Imagina por un momento a alguien que siempre se siente desplazado en las reuniones sociales. Esta persona puede pensar que es simplemente mala suerte o que los demás son fríos, pero si profundiza, quizás descubra una creencia arraigada de que no es lo suficientemente interesante para ser escuchada. Al cambiar esa narrativa interna y empezar a creer en su propia voz, la forma en que interactúa con el mundo cambia, y de repente, las conexiones empiezan a fluir de manera distinta. El mundo no cambió mágicamente, pero la lente a través de la cual lo observa sí lo hizo.
Yo misma, en mis días más nublados, a veces me sorprendo pensando que no soy capaz de ayudar a otros con la calidez que desearía.
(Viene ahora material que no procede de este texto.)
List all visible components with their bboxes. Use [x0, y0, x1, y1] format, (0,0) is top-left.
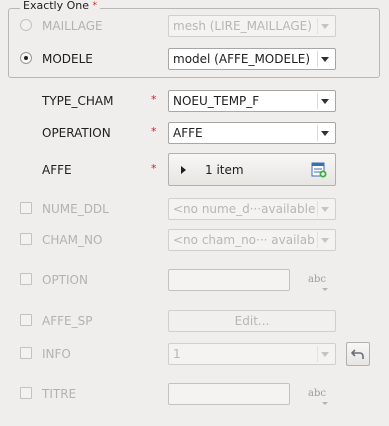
titre-input[interactable]	[168, 383, 290, 405]
operation-combo[interactable]: AFFE	[168, 122, 336, 144]
option-label: OPTION	[42, 273, 88, 287]
group-title-text: Exactly One	[23, 0, 90, 12]
titre-checkbox[interactable]	[20, 387, 32, 399]
modele-combo[interactable]: model (AFFE_MODELE)	[168, 48, 336, 70]
maillage-combo-value: mesh (LIRE_MAILLAGE)	[173, 19, 312, 33]
info-combo[interactable]: 1	[168, 343, 336, 365]
abc-text-icon[interactable]: abc	[308, 274, 328, 291]
chevron-down-icon	[321, 131, 329, 136]
chevron-down-icon	[321, 24, 329, 29]
affe-sp-edit-button[interactable]: Edit...	[168, 310, 336, 332]
affe-edit-button[interactable]: 1 item	[168, 153, 336, 186]
titre-abc-text: abc	[308, 388, 326, 399]
affe-required: *	[151, 162, 157, 175]
nume-ddl-checkbox[interactable]	[20, 202, 32, 214]
group-required-mark: *	[92, 1, 98, 11]
affe-item-count: 1 item	[205, 163, 244, 177]
maillage-label: MAILLAGE	[42, 19, 103, 33]
maillage-combo[interactable]: mesh (LIRE_MAILLAGE)	[168, 15, 336, 37]
option-abc-text: abc	[308, 274, 326, 285]
info-value: 1	[173, 347, 181, 361]
affe-sp-label: AFFE_SP	[42, 314, 93, 328]
table-add-icon	[311, 162, 327, 178]
chevron-down-icon	[321, 57, 329, 62]
option-input[interactable]	[168, 269, 290, 291]
modele-label: MODELE	[42, 52, 93, 66]
abc-text-icon[interactable]: abc	[308, 388, 328, 405]
group-title: Exactly One *	[20, 0, 101, 12]
cham-no-checkbox[interactable]	[20, 233, 32, 245]
nume-ddl-combo[interactable]: <no nume_d···available>	[168, 198, 336, 220]
undo-arrow-icon	[351, 349, 364, 359]
titre-label: TITRE	[42, 387, 77, 401]
maillage-radio[interactable]	[20, 19, 32, 31]
reset-button[interactable]	[346, 342, 370, 366]
chevron-down-icon	[321, 207, 329, 212]
chevron-down-icon	[321, 238, 329, 243]
nume-ddl-label: NUME_DDL	[42, 202, 109, 216]
info-checkbox[interactable]	[20, 347, 32, 359]
affe-sp-checkbox[interactable]	[20, 314, 32, 326]
chevron-down-icon	[321, 352, 329, 357]
type-cham-value: NOEU_TEMP_F	[173, 94, 260, 108]
info-label: INFO	[42, 347, 71, 361]
cham-no-combo[interactable]: <no cham_no··· available	[168, 229, 336, 251]
cham-no-value: <no cham_no··· available	[173, 233, 315, 247]
type-cham-label: TYPE_CHAM	[42, 94, 114, 108]
type-cham-required: *	[151, 93, 157, 106]
chevron-down-icon	[321, 99, 329, 104]
modele-combo-value: model (AFFE_MODELE)	[173, 52, 311, 66]
operation-required: *	[151, 125, 157, 138]
affe-label: AFFE	[42, 163, 72, 177]
operation-label: OPERATION	[42, 126, 111, 140]
operation-value: AFFE	[173, 126, 203, 140]
nume-ddl-value: <no nume_d···available>	[173, 202, 315, 216]
cham-no-label: CHAM_NO	[42, 233, 103, 247]
expand-arrow-icon	[181, 166, 186, 174]
option-checkbox[interactable]	[20, 273, 32, 285]
type-cham-combo[interactable]: NOEU_TEMP_F	[168, 90, 336, 112]
modele-radio[interactable]	[20, 52, 32, 64]
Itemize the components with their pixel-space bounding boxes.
Es un pequeño reflejo de una inseguridad pasajera. Pero cuando me detengo, respiro y recuerdo mi valor, esa sensación se disuelve. Sanar no significa que los problemas desaparezcan por arte de magia, sino que al transformar nuestras creencias, transformamos nuestra capacidad de responder ante ellos. Sanar es el proceso de limpiar ese espejo para que la luz pueda reflejarse con claridad y sin distorsiones.
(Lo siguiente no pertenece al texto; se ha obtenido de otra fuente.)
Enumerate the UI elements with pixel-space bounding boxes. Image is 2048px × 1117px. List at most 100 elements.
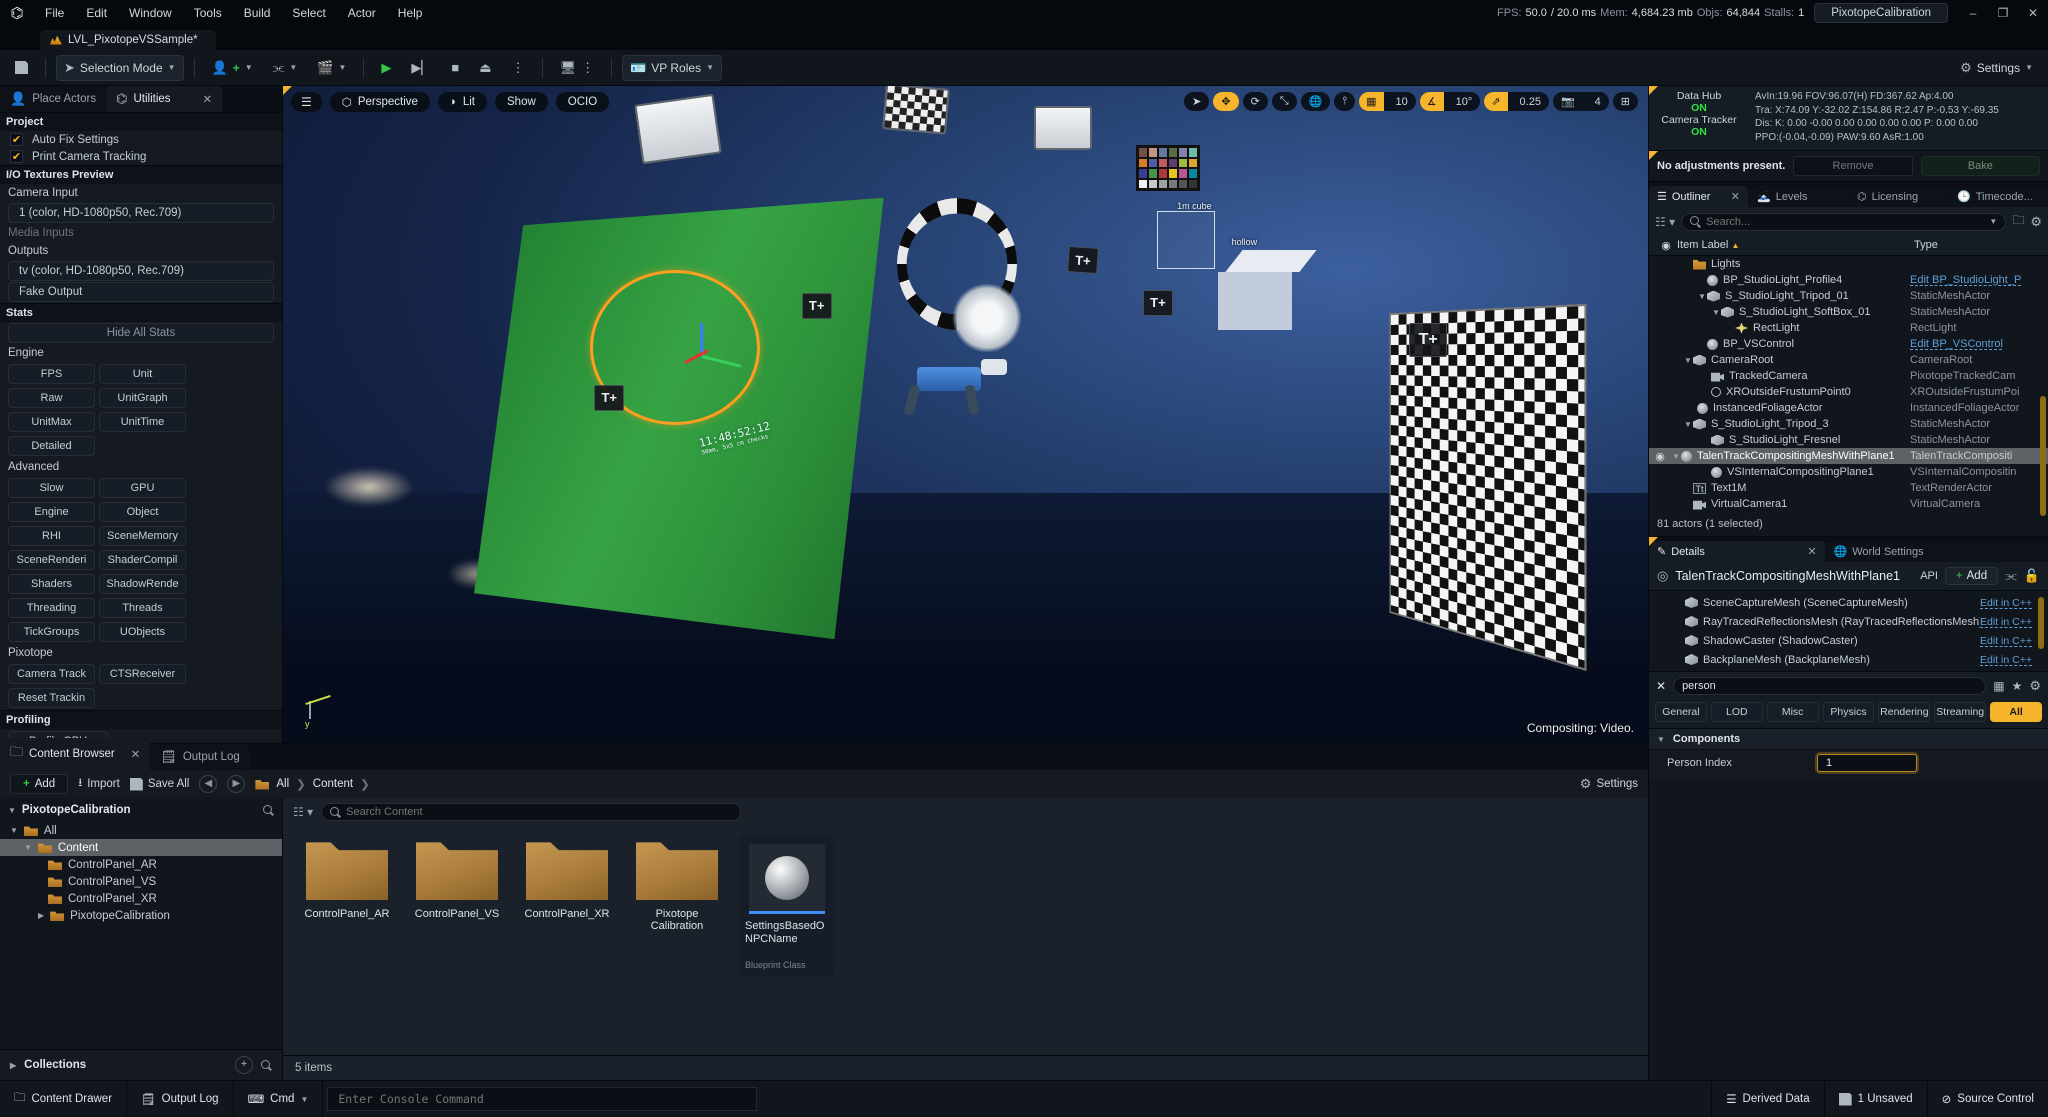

Hoy te invito a que te tomes un momento de calma para observar tus circunstancias actuales. Pregúntate con mucha ternura: ¿qué dice esto que estoy viviendo sobre lo que creo de mí mismo? No lo hagas desde la culpa, sino desde la curiosidad amorosa. Recuerda que cada vez que eliges una creencia más amable y compasiva hacia ti, estás rediseñando tu realidad. Tienes el poder de cambiar tu historia, una creencia a la vez.